You reserve a special cheer for “Ironbee”, who races in a bee suit and raises money for charity, and the guy who, rather than take his competitor number of 666 as a bad omen, had some fun with it by dressing up as the devil.

It’s all bittersweet though, because in some ways you feel even more helplessness each time your loved one passes.  Part of you can’t yell loud enough, another part wonders whether all the yelling in the world will really make a difference.  This is their day, and their day alone.

All too quickly, you’re waiting at the finish.  Not all of your thousands of new best friends are still there.  Some of them are dotted around Forster and Tuncurry, giving their encouragement in the dark, lonely parts of town.  The tough parts where it seems noone else cares.

For some their day is over – and if they’re lucky their loved ones’ Ironman dream is complete, for this year at least.

Some are still there alongside you, waiting faithfully.  Some are outwardly anxious of their loved one’s whereabouts.  Some have tears in their eyes, some can’t wipe the smile off their face.  They’re soaking it up too.

Whatever you’ve heard about the finish line at Forster, it’s probably true.  The music pumps, the lights are blinding and the thousand or so people there are all cheering like their life depended on it.

And then, there’s Mike Reilly.  When it comes down to it, it seems to me the Ironman finish chute experience is all about this guy.

Like you, Mike Reilly started his day at 6am.  And even though Mike doesn’t know your loved one, and for that matter he probably doesn’t know any of the finishers at this time of night, you wouldn’t know it.
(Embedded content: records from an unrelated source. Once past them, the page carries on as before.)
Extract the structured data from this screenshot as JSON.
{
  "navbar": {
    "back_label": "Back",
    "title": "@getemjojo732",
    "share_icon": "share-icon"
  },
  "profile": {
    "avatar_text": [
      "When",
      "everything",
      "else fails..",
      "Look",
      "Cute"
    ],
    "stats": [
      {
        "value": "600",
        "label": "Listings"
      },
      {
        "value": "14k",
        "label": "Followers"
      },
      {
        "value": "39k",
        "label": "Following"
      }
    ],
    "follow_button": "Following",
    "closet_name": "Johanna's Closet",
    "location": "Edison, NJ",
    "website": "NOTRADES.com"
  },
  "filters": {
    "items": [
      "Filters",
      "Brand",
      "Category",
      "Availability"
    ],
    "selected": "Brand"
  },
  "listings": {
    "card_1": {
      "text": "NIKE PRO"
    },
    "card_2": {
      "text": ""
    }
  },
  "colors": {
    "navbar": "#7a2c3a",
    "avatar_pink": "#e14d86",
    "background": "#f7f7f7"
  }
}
From the time the first pro crosses the line until the official cutoff at 9.55pm, every person that ran, walked, skipped, crawled or leapt over that finish line was a “winner”.

Every “winner” had their own story told with as much enthusiasm as was shown for four time winner Chris McCormack, who crossed the line more than seven hours earlier than the final “winner”.

And every first time Ironman was told emphatically, that… “you are an Ironman”.

Even as a spectator, you can’t help but buy into Mike Reilly’s enthusiasm.  Every winner that enters the chute becomes personally important to you.  The kindy teacher from Perth, the past Mr Universe champion from Queensland.  The guy who walks across the line with a meat pie and stubbie of VB.  (You can insert your own pun here about a “hard earned thirst”!)

You are enveloped in a range of emotions that somehow are simultaneously both deeply personal and collectively shared. Somehow you just know that what you’re feeling is unique to this moment, and exclusive to this particular group of people.  People who you’ve never met, and will never meet.  But will, like you, look back on this moment with a special sense of togetherness.

I wish I’d been there to see 76 year old Jack Gubbins cross the line.  I wish I’d been there to see the only two Forster 20-timers cross the line – fittingly they finished together.

But by the time those Ironmen were making their way down the blue carpet, my day was over.  As a spectator, your day revolves around your loved one, who, in my case, had crossed the line.  As the rest of the winners were making their way down the blue carpet, my place was with my loved one.

The first moment we saw each other after the race will remain in my memory as if in slow motion.  It was one of those visions where everything else just fades away.

Almost like an extension of my experience by the finish chute, that moment together was a swirl of emotion both intensely personal and yet intimately shared between us.

Unlike that morning, where I wanted to give everything I had, I now simply wanted to take in the range of emotions we were both feeling. To “soak it all up”.

Reminiscent of that morning, there were still no words to say – nothing I could have said could have made that moment better for him, or worse. My loved one had lived his dream exactly as he’d, well, dreamt it.

For my part, I’d shared the dreams of every one of those 1547 athletes. And found the courage to begin the journey towards my own Ironman Dream.


Whatever you can do, or dream you can, begin it.
Boldness has genius, power, and magic in it.